Das nach Ende der Vorstellung leere Theater lag in völliger Stille einladend vor ihnen und wurde Zeuge des wunderbarsten Schauspiels, das sich ein Mensch oder welches Wesen auch immer vorstellen konnte. Die Intensität des Momentes erzeugte eine Woge des Glücks, die sich über das Gebäude hinaus auf den gesamten Planeten ergoss. Schade, dass es den armen Erdenbewohnern nicht gegönnt war, sie wahrzunehmen.
Umso unglaublicher scheint es, dass gerade derjenige, der niemals die wahre Bedeutung des Wortes Glück erfahren sollte, der sogenannte Teufel, als einziger in der Lage war, diese Woge wahrzunehmen, auch wenn der Anblick ihm fast unerträgliche Schmerzen bereitete. Er ließ den kleinen Dämon los, erhob beide Hände zur Faust geballt gegen den nächtlichen Himmel und sprach mit zischenden Lauten die magische Formel seines Fluches aus, die er mit den Worten beendete:
„Verfluchter Exel, allzu glücklich bist du in diesem Moment! Aber dem werde ich Abhilfe schaffen, und zwar bald, das verspreche ich dir!“
Dann fuhr er fort, seinen Sohn zu streicheln, der angestrengt (glücklich?) versuchte, einer Eidechse die Haut abzuziehen.

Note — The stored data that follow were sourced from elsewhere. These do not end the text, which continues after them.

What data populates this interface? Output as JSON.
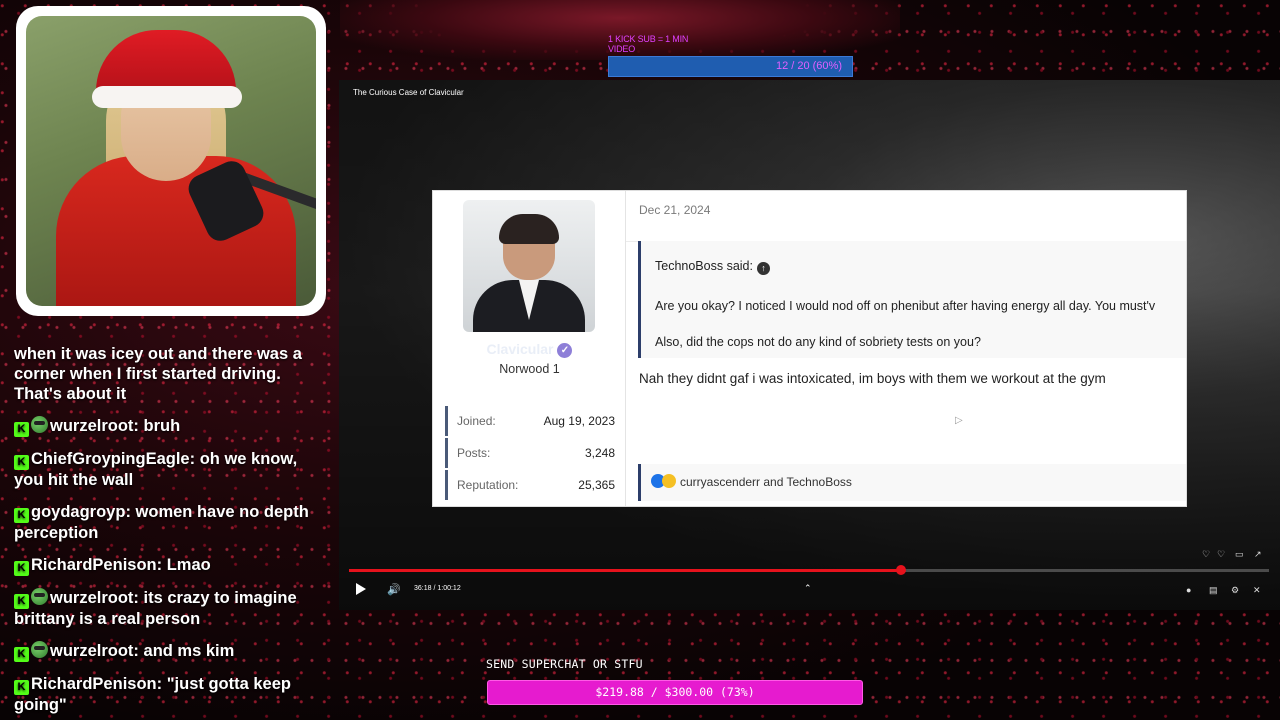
{
  "overlay": {
    "sub_goal_label": "1 KICK SUB = 1 MIN VIDEO",
    "sub_goal_progress": "12 / 20 (60%)",
    "sub_goal_fraction": 0.6,
    "superchat_label": "SEND SUPERCHAT OR STFU",
    "superchat_progress": "$219.88 / $300.00 (73%)",
    "superchat_fraction": 0.73
  },
  "chat": [
    {
      "badge": "none",
      "emote": false,
      "user": "",
      "message": "when it was icey out and there was a corner when I first started driving. That's about it"
    },
    {
      "badge": "kick",
      "emote": true,
      "user": "wurzelroot",
      "message": "bruh"
    },
    {
      "badge": "kick",
      "emote": false,
      "user": "ChiefGroypingEagle",
      "message": "oh we know, you hit the wall"
    },
    {
      "badge": "kick",
      "emote": false,
      "user": "goydagroyp",
      "message": "women have no depth perception"
    },
    {
      "badge": "kick",
      "emote": false,
      "user": "RichardPenison",
      "message": "Lmao"
    },
    {
      "badge": "kick",
      "emote": true,
      "user": "wurzelroot",
      "message": "its crazy to imagine brittany is a real person"
    },
    {
      "badge": "kick",
      "emote": true,
      "user": "wurzelroot",
      "message": "and ms kim"
    },
    {
      "badge": "kick",
      "emote": false,
      "user": "RichardPenison",
      "message": "\"just gotta keep going\""
    }
  ],
  "video": {
    "title": "The Curious Case of Clavicular",
    "time": "36:18 / 1:00:12",
    "progress_fraction": 0.6
  },
  "post": {
    "username": "Clavicular",
    "user_title": "Norwood 1",
    "stats": [
      {
        "label": "Joined:",
        "value": "Aug 19, 2023"
      },
      {
        "label": "Posts:",
        "value": "3,248"
      },
      {
        "label": "Reputation:",
        "value": "25,365"
      }
    ],
    "date": "Dec 21, 2024",
    "quote_author": "TechnoBoss said:",
    "quote_lines": [
      "Are you okay? I noticed I would nod off on phenibut after having energy all day. You must'v",
      "Also, did the cops not do any kind of sobriety tests on you?"
    ],
    "reply": "Nah they didnt gaf i was intoxicated, im boys with them we workout at the gym",
    "reactions": "curryascenderr and TechnoBoss"
  },
  "icons": {
    "kick_badge": "K",
    "quote_arrow": "↑",
    "verified": "✓",
    "volume": "🔊",
    "chevron_up": "⌃"
  },
  "colors": {
    "kick_green": "#53fc18",
    "progress_red": "#e6121c",
    "superchat_pink": "#e61bcf",
    "sub_goal_blue": "#1f5db0"
  }
}
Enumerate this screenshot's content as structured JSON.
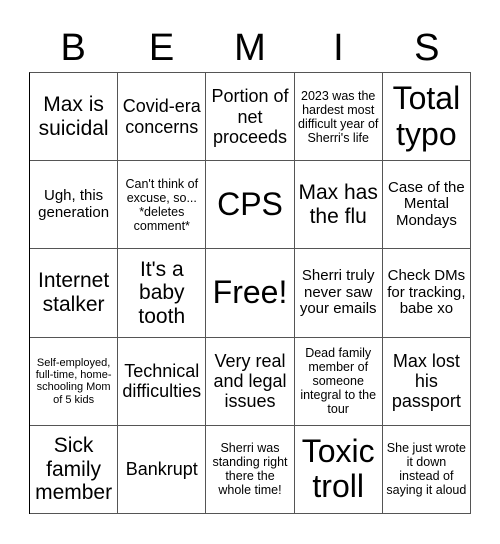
{
  "header": {
    "letters": [
      "B",
      "E",
      "M",
      "I",
      "S"
    ]
  },
  "cells": [
    {
      "text": "Max is suicidal",
      "size": "s-l"
    },
    {
      "text": "Covid-era concerns",
      "size": "s-m"
    },
    {
      "text": "Portion of net proceeds",
      "size": "s-m"
    },
    {
      "text": "2023 was the hardest most difficult year of Sherri's life",
      "size": "s-xs"
    },
    {
      "text": "Total typo",
      "size": "s-xl"
    },
    {
      "text": "Ugh, this generation",
      "size": "s-s"
    },
    {
      "text": "Can't think of excuse, so... *deletes comment*",
      "size": "s-xs"
    },
    {
      "text": "CPS",
      "size": "s-xl"
    },
    {
      "text": "Max has the flu",
      "size": "s-l"
    },
    {
      "text": "Case of the Mental Mondays",
      "size": "s-s"
    },
    {
      "text": "Internet stalker",
      "size": "s-l"
    },
    {
      "text": "It's a baby tooth",
      "size": "s-l"
    },
    {
      "text": "Free!",
      "size": "s-xl"
    },
    {
      "text": "Sherri truly never saw your emails",
      "size": "s-s"
    },
    {
      "text": "Check DMs for tracking, babe xo",
      "size": "s-s"
    },
    {
      "text": "Self-employed, full-time, home-schooling Mom of 5 kids",
      "size": "s-xxs"
    },
    {
      "text": "Technical difficulties",
      "size": "s-m"
    },
    {
      "text": "Very real and legal issues",
      "size": "s-m"
    },
    {
      "text": "Dead family member of someone integral to the tour",
      "size": "s-xs"
    },
    {
      "text": "Max lost his passport",
      "size": "s-m"
    },
    {
      "text": "Sick family member",
      "size": "s-l"
    },
    {
      "text": "Bankrupt",
      "size": "s-m"
    },
    {
      "text": "Sherri was standing right there the whole time!",
      "size": "s-xs"
    },
    {
      "text": "Toxic troll",
      "size": "s-xl"
    },
    {
      "text": "She just wrote it down instead of saying it aloud",
      "size": "s-xs"
    }
  ]
}
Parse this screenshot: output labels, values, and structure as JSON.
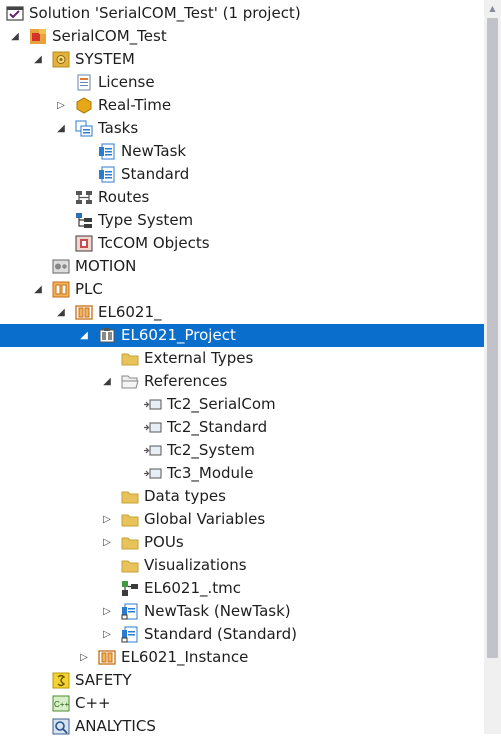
{
  "tree": [
    {
      "label": "Solution 'SerialCOM_Test' (1 project)",
      "level": 0,
      "exp": "none",
      "icon": "vs-solution-icon",
      "selected": false
    },
    {
      "label": "SerialCOM_Test",
      "level": 1,
      "exp": "expanded",
      "icon": "twincat-project-icon",
      "selected": false
    },
    {
      "label": "SYSTEM",
      "level": 2,
      "exp": "expanded",
      "icon": "system-icon",
      "selected": false
    },
    {
      "label": "License",
      "level": 3,
      "exp": "none",
      "icon": "license-icon",
      "selected": false
    },
    {
      "label": "Real-Time",
      "level": 3,
      "exp": "collapsed",
      "icon": "realtime-icon",
      "selected": false
    },
    {
      "label": "Tasks",
      "level": 3,
      "exp": "expanded",
      "icon": "tasks-icon",
      "selected": false
    },
    {
      "label": "NewTask",
      "level": 4,
      "exp": "none",
      "icon": "task-icon",
      "selected": false
    },
    {
      "label": "Standard",
      "level": 4,
      "exp": "none",
      "icon": "task-icon",
      "selected": false
    },
    {
      "label": "Routes",
      "level": 3,
      "exp": "none",
      "icon": "routes-icon",
      "selected": false
    },
    {
      "label": "Type System",
      "level": 3,
      "exp": "none",
      "icon": "type-system-icon",
      "selected": false
    },
    {
      "label": "TcCOM Objects",
      "level": 3,
      "exp": "none",
      "icon": "tccom-icon",
      "selected": false
    },
    {
      "label": "MOTION",
      "level": 2,
      "exp": "none",
      "icon": "motion-icon",
      "selected": false
    },
    {
      "label": "PLC",
      "level": 2,
      "exp": "expanded",
      "icon": "plc-icon",
      "selected": false
    },
    {
      "label": "EL6021_",
      "level": 3,
      "exp": "expanded",
      "icon": "plc-project-icon",
      "selected": false
    },
    {
      "label": "EL6021_Project",
      "level": 4,
      "exp": "expanded",
      "icon": "plc-subproject-icon",
      "selected": true
    },
    {
      "label": "External Types",
      "level": 5,
      "exp": "none",
      "icon": "folder-icon",
      "selected": false
    },
    {
      "label": "References",
      "level": 5,
      "exp": "expanded",
      "icon": "open-folder-icon",
      "selected": false
    },
    {
      "label": "Tc2_SerialCom",
      "level": 6,
      "exp": "none",
      "icon": "reference-icon",
      "selected": false
    },
    {
      "label": "Tc2_Standard",
      "level": 6,
      "exp": "none",
      "icon": "reference-icon",
      "selected": false
    },
    {
      "label": "Tc2_System",
      "level": 6,
      "exp": "none",
      "icon": "reference-icon",
      "selected": false
    },
    {
      "label": "Tc3_Module",
      "level": 6,
      "exp": "none",
      "icon": "reference-icon",
      "selected": false
    },
    {
      "label": "Data types",
      "level": 5,
      "exp": "none",
      "icon": "folder-icon",
      "selected": false
    },
    {
      "label": "Global Variables",
      "level": 5,
      "exp": "collapsed",
      "icon": "folder-icon",
      "selected": false
    },
    {
      "label": "POUs",
      "level": 5,
      "exp": "collapsed",
      "icon": "folder-icon",
      "selected": false
    },
    {
      "label": "Visualizations",
      "level": 5,
      "exp": "none",
      "icon": "folder-icon",
      "selected": false
    },
    {
      "label": "EL6021_.tmc",
      "level": 5,
      "exp": "none",
      "icon": "tmc-icon",
      "selected": false
    },
    {
      "label": "NewTask (NewTask)",
      "level": 5,
      "exp": "collapsed",
      "icon": "task-ref-icon",
      "selected": false
    },
    {
      "label": "Standard (Standard)",
      "level": 5,
      "exp": "collapsed",
      "icon": "task-ref-icon",
      "selected": false
    },
    {
      "label": "EL6021_Instance",
      "level": 4,
      "exp": "collapsed",
      "icon": "plc-instance-icon",
      "selected": false
    },
    {
      "label": "SAFETY",
      "level": 2,
      "exp": "none",
      "icon": "safety-icon",
      "selected": false
    },
    {
      "label": "C++",
      "level": 2,
      "exp": "none",
      "icon": "cpp-icon",
      "selected": false
    },
    {
      "label": "ANALYTICS",
      "level": 2,
      "exp": "none",
      "icon": "analytics-icon",
      "selected": false
    }
  ],
  "colors": {
    "selection": "#0a6ecd",
    "folder": "#e8c25b",
    "text": "#1e1e1e"
  }
}
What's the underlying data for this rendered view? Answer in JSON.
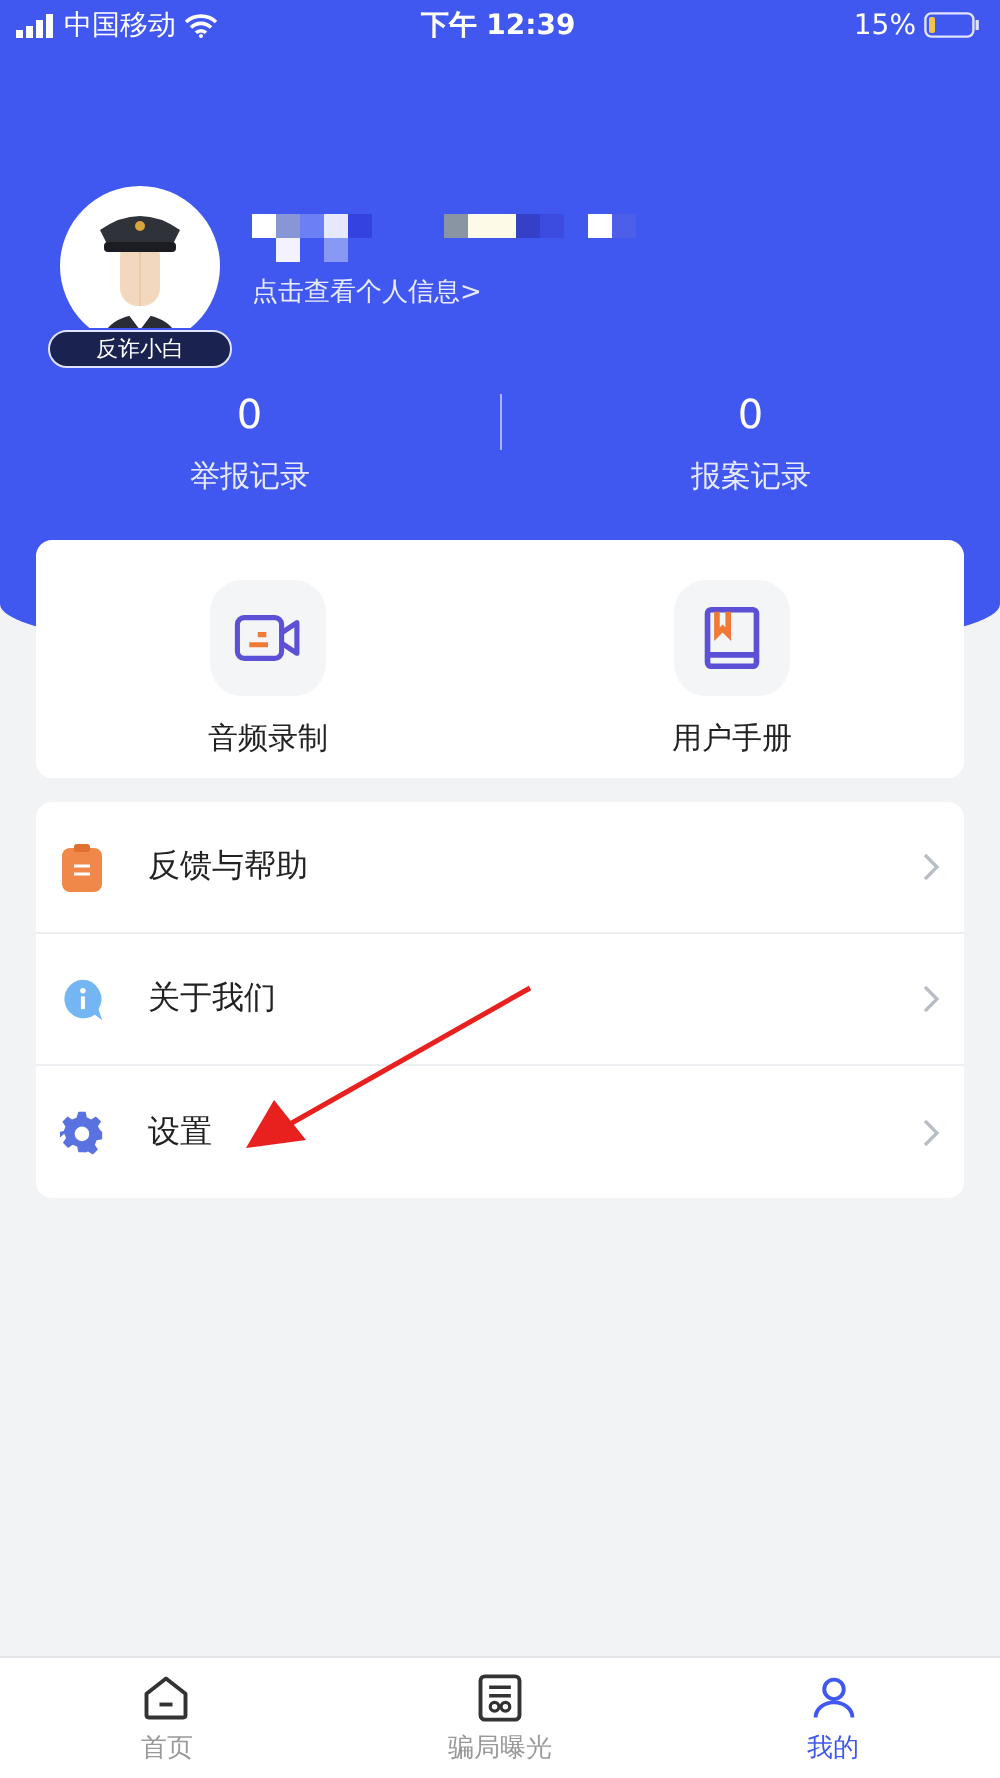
{
  "status_bar": {
    "carrier": "中国移动",
    "time": "下午 12:39",
    "battery": "15%"
  },
  "profile": {
    "badge": "反诈小白",
    "link": "点击查看个人信息>"
  },
  "stats": [
    {
      "value": "0",
      "label": "举报记录"
    },
    {
      "value": "0",
      "label": "报案记录"
    }
  ],
  "shortcuts": [
    {
      "kind": "video",
      "label": "音频录制"
    },
    {
      "kind": "book",
      "label": "用户手册"
    }
  ],
  "menu": [
    {
      "kind": "feedback",
      "label": "反馈与帮助"
    },
    {
      "kind": "about",
      "label": "关于我们"
    },
    {
      "kind": "settings",
      "label": "设置"
    }
  ],
  "tabs": [
    {
      "kind": "home",
      "label": "首页",
      "selected": false
    },
    {
      "kind": "exposure",
      "label": "骗局曝光",
      "selected": false
    },
    {
      "kind": "me",
      "label": "我的",
      "selected": true
    }
  ]
}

Gina und Jeff dagegen waren in diesem Moment damit beschäftigt, sich ihre anders gestalteten Glücksmomente zu verschaffen, und zwar in ihrem großen Doppelbett, aus dem ein dauerndes Stöhnen und Seufzen zu hören war, das mit menschlichen Ausdrucksweisen nicht mehr viel zu tun hatte. Um ehrlich zu sein, hatte Jeff nach einem anstrengenden Tag auf der Jagd nach Dieben, Vergewaltigern und ähnlicher Gesellschaft und dem Abend in Las Vegas gehofft, möglichst bald in den verdienten Schlaf zu sinken, aber dann wollte er seine geliebte Partnerin nicht enttäuschen, was ihm dank der heimlich genommenen kleinen blauen Tablette zu gelingen schien.

Die ebenfalls müde Gina, vom Gegenteil überzeugt, wollte ihren von Begierde strotzenden Jeff nicht vor den Kopf stoßen und gab sich die größte Mühe, ihren Part mit solch inniger Überzeugung zu spielen, dass ein eventueller Zuschauer die zweifellos hervorragenden künstlerischen Fähigkeiten der Dame bewundert hätte.